Arkalarına aldıkları siyâsî güç ile konumlarını tahkim ettiler...
Zamanla siyâseti beslemeye başladılar. Karşılıklı takılan serum hortumlarıyla bağlandılar siyâset ile birbirine, birbirini beslediler...
Aslına bakılırsa, tefessüh ettikleri yerden başladılar tekrar, yani çürüdükleri yerden...
"Nurlu Süleyman" dediler Süleyman Demirel'i beslediler...
"Halife" dediler, Necmeddin Erbakan'ı beslediler...
"Talebemiz" dediler, Özal'ı beslediler...

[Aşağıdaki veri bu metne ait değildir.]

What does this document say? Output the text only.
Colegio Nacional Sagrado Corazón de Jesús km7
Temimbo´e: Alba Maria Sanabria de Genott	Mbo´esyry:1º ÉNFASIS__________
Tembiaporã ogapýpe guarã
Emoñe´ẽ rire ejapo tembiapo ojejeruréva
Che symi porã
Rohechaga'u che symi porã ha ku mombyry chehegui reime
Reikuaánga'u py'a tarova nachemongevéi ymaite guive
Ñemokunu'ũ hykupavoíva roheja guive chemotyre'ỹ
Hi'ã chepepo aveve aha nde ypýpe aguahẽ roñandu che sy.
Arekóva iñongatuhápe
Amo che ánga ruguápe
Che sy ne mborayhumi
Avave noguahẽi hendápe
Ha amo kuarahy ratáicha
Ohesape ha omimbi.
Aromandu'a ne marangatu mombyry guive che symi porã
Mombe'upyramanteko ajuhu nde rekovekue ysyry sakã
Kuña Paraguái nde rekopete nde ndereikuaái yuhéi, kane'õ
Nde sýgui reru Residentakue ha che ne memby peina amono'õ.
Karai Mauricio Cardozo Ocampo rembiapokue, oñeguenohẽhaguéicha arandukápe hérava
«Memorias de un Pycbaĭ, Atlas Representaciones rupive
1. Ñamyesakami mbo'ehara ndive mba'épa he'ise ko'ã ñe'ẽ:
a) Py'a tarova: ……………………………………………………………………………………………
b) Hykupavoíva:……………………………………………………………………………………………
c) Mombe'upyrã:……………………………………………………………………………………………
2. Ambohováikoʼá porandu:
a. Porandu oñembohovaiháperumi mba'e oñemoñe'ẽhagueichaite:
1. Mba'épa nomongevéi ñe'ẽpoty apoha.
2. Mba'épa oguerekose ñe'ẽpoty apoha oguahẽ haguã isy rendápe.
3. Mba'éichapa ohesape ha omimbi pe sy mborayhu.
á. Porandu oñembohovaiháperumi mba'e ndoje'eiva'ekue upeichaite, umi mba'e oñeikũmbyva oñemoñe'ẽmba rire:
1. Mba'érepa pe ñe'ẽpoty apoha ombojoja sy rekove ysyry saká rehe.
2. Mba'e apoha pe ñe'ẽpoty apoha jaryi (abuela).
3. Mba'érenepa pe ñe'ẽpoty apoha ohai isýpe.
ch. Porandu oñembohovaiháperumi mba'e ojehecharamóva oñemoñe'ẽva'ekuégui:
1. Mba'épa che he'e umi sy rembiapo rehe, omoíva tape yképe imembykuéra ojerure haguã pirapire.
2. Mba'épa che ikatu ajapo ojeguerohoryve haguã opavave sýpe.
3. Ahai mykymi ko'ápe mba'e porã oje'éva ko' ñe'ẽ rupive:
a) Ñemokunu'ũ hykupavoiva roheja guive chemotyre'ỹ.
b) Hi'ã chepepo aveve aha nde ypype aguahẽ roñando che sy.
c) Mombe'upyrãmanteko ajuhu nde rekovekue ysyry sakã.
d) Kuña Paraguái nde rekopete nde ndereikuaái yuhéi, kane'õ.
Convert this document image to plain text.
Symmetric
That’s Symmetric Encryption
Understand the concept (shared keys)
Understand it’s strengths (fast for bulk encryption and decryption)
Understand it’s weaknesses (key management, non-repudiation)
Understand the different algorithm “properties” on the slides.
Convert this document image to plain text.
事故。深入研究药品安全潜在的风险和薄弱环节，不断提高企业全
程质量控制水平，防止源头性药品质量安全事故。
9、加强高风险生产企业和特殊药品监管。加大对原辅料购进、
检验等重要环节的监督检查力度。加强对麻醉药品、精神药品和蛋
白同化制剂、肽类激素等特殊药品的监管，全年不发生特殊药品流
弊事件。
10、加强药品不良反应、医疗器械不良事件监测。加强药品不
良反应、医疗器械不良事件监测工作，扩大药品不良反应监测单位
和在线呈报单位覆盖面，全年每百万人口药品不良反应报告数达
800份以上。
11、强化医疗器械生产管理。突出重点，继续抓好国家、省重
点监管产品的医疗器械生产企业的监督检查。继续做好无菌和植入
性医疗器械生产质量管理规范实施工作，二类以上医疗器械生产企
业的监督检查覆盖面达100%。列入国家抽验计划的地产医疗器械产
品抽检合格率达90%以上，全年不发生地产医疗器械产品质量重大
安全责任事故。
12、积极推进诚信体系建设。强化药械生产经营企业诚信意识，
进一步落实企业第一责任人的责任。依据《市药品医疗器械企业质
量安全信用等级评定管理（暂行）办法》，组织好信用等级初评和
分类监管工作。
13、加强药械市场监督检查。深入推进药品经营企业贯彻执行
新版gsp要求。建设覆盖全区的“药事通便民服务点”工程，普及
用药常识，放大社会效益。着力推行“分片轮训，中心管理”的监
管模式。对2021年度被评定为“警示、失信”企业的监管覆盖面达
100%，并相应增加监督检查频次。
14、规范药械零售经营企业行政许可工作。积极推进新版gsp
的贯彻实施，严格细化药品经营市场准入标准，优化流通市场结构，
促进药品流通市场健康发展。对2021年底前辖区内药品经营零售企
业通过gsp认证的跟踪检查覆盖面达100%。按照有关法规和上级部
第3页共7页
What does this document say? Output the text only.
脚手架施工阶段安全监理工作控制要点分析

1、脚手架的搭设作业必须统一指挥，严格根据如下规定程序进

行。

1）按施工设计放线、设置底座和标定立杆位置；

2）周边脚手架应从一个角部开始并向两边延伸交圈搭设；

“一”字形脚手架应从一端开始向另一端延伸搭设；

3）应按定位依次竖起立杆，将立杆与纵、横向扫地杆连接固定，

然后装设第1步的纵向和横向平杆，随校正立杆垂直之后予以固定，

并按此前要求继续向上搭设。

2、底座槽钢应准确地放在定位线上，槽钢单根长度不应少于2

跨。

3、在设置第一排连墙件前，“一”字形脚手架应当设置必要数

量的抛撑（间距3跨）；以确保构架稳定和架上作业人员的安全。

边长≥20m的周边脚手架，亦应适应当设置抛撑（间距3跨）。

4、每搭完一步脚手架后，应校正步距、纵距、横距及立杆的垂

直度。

Karşılığında büyüdüler... Dünya karşısında küçülerek, kalplerde büyümeleri gerekirken, küçücük mekânlardan taşarak kalplere sığmaları gerekirken, toplamak değil, varlık sebepleri dağıtmak olması lâzım gelirken, yolda-izde kalana, hasta olana, borçlu olana, şifâ arayana, hikmet arayana, aş arayana hiçbir ayırım yapmaksızın, hangi dindendir diye bile merak etmeksizin devâ olması lâzım gelenler, gettolara dönüştüler... Vakıflara, derneklere, cemaatlere, kendinden başkasını tanımayan güç sâhibi gettolara dönüştüler... Bir Orta Çağ kilisesi gibi tartışılmaz oldular...
Ve...
Yine, besledikleri, insan fideliği vazifesi gördükleri 'millî görüş' geleneğinin içinden çıkarak, "Ben değiştim, millî görüş gömleğimi çıkardım" diyerek iktidar olan AKP ve Tayyip Erdoğan ile birlikte siyâsetin ve gücün zirvelerine tırmanmaya başladılar...
Tırmandılar da...
Yükseklerde rüzgâr sert esermiş, o sert rüzgârlara birlikte yakalandı, siyaset ve cemaat...
Menfaatler her şeyin önüne geçti ve savaş çıktı...
"Bir şehirde iki şehriyâr olmaz" diyor ya Mustafa Çalık...
Bir devlette iki şehriyâr olamadı, olmazdı da...
Siyâset "ne istediniz de vermedik" dedi, cemaat, "her şeyi istiyoruz" dedi...
Bu iki günahın arasında iki günahkâr olarak kaldılar, birbirlerinin günah keçileri oldular...
Gülden terâzilerde gül tartması gerekenler devleti tartmaya kalktı, ağırlıkları yetmedi...
Fırat'ın kenarındaki koyundan sorumlu olanlar, emânet nâmuslarını kaybetti, beyt'ül mala musallat oldular, kaybettirdiler... Dine dâir her ne kadar değer var ise yerle bir ettiler, adâlet en başta olmak üzere... 'Müslüman kendinden emîn olunan insandır' düsturunun tüm tedâilerini yok ettiler...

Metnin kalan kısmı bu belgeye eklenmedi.